Dietary n-3 PUFA supplementation significantly improved visuospatial working memory and increased circulating levels of docosahexaenoic acid (DHA) in elderly individuals. A notable reduction in the percentage of EVs expressing CD9 and CD41 (markers of platelet-derived EVs) was observed in a subset of individuals receiving n-3 PUFA supplementation, which negatively correlated with their memory performance. This suggests that increased n-3 PUFA consumption modulates platelet activity, associated with improved brain function. In mice, brain-derived EVs from n-3 PUFA sufficient and deficient diets contained differentially expressed proteins related to synaptic remodeling and metabolic pathways.

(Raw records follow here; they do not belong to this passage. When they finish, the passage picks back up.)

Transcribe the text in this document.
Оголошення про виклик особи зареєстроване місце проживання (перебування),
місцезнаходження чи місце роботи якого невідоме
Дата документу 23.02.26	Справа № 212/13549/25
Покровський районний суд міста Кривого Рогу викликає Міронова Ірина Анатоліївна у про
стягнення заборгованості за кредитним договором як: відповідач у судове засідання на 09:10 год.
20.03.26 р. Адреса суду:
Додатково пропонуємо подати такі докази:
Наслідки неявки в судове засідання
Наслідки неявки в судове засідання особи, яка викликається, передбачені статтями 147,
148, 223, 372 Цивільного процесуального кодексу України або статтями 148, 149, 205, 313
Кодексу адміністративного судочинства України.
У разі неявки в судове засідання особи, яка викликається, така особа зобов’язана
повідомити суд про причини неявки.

These EVs had opposing effects on microglia in vitro, with n-3 sufficient EVs promoting a pro-proliferative response, whereas n-3 deficient EVs increased microglial phagocytic activity.  

Discussion

These findings suggest that dietary n-3 PUFAs modulate the signatures of plasma and brain-derived EVs, associated with changes in EV functionality that may mediate neuronal activity linked to cognitive function.